CORK CITY Council has granted planning permission for a €150 million to €200 million project incorporating a 6,000-seat event centre on the site of the former Beamish and Crawford brewery in Cork city centre.
Council planners granted permission to Heineken Ireland and BAM Contractors on Wednesday for the major project which is expected to create 500 jobs during construction and several hundred further jobs when fully operational.
Heineken Ireland and BAM Contractors, a wholly owned subsidiary of Dutch giant, Royal BAM Group, applied for planning permission for the project last December and earlier this year briefed the public on their proposals for the 1.8 hectare site.
The project, entitled “The Brewery Quarter”, in addition to the 6,000-seat event centre, also includes a mixed scheme of shops, bars, restaurants, an eight-screen cinema, exhibition areas, 46 student apartments and a viewing tower on the south inner city site.
Yesterday, Heineken Ireland corporate relations manager Declan Farmer welcomed the council’s decision and said Heineken and BAM were particularly conscious of the uniqueness of the site given its historical importance as a brewing site going back to 1690.
Mr Farmer said the development, which also involves the construction of two new pedestrian bridges across the south channel of the river Lee, would be “an extraordinary and unique addition to the city’s townscape with significant regeneration benefit”.
The project, which has been carefully designed to conserve Beamish and Crawford’s historic Counting House with its mock Tudor facade fronting on to South Main Street, would also provide a “vibrant and dynamic hub” to attract visitors to the city centre, he said.
Mr Farmer said the joint developers expect that once the project clears all planning hurdles, construction work would take some two to three years and the developers hope the project would be completed and operational by 2014/2015.

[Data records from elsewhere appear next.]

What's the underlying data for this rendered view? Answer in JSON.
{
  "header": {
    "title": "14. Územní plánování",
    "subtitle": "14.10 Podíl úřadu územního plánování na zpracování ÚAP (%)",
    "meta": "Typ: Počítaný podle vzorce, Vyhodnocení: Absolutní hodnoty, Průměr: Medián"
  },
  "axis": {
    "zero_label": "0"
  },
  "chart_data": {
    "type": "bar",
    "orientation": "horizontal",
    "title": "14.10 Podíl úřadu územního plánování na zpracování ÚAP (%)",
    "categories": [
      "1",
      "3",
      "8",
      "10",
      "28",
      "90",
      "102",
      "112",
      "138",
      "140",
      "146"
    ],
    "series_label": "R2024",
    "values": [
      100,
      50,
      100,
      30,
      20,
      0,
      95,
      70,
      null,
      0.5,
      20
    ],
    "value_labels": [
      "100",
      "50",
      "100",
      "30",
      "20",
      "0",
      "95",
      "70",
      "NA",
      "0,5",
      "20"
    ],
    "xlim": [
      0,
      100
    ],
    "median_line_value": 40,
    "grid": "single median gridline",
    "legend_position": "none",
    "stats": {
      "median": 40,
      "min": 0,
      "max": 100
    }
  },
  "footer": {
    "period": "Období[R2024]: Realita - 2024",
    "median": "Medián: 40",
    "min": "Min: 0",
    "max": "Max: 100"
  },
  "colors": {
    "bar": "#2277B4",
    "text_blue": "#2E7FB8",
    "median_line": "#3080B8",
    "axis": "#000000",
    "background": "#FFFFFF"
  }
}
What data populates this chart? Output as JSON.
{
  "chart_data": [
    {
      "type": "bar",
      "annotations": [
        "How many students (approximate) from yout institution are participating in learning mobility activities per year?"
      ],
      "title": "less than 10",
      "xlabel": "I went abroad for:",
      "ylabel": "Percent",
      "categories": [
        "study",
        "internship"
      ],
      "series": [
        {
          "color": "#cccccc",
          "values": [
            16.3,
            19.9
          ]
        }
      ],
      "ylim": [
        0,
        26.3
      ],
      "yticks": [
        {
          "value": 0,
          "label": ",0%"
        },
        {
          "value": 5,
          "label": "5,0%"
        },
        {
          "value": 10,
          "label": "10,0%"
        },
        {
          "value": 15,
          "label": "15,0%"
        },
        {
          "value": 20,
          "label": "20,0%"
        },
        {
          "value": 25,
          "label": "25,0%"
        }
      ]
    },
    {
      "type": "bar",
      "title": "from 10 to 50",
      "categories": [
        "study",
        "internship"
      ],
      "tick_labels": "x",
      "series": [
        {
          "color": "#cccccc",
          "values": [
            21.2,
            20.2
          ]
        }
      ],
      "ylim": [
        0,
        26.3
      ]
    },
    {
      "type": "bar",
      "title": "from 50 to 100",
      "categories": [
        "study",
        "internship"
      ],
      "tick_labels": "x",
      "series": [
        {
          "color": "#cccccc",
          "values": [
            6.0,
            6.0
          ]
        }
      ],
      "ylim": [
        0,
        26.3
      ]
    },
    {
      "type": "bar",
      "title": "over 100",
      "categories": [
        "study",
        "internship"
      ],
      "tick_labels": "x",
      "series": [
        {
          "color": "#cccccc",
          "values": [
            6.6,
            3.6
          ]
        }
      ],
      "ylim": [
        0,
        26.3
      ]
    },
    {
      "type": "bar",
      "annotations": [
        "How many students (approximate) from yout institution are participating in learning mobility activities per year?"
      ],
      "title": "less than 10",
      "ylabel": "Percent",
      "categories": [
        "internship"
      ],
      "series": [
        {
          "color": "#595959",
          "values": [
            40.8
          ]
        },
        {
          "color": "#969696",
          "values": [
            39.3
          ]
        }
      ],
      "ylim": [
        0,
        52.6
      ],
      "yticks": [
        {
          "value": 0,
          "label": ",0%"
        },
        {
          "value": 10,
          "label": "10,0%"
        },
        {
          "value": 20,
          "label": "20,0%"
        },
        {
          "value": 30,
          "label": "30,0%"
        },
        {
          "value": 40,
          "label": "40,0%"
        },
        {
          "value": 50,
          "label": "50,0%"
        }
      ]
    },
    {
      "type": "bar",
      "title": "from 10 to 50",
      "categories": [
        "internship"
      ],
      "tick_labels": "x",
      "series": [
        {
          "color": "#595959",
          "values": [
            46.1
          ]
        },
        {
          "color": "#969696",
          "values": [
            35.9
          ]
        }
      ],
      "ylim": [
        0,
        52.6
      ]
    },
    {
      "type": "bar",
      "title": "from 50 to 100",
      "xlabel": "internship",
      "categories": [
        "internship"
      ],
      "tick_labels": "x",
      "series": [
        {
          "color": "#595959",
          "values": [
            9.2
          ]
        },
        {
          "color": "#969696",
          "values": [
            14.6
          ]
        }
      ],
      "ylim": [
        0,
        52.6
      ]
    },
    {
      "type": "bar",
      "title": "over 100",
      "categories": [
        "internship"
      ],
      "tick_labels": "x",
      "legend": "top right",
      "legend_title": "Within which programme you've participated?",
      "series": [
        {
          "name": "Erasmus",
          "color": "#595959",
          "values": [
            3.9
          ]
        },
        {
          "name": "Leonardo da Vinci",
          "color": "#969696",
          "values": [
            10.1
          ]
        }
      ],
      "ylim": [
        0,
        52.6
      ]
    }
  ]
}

Heineken Ireland and BAM Contractors have continued to engage with music industry promoters Live Nation, who operate the O2 in Dublin, to ensure that the event centre will be a world-class performance venue, said Mr Farmer.
A group of Cork businesses welcomed the decision by the council to grant planning permission for the development and appealed to anyone thinking of objecting to refrain from doing so. Publican Con Dennehy said the group, which is composed of a cross-section of business interests in the city centre including those involved in retail and hospitality, were strongly of the view that the development was too important an opportunity for Cork to squander.
“Not withstanding anyone’s right to object, we would hope sense would prevail. This is too important to be derailed by any frivolous objections and I’d appeal to any potential objector to think twice.”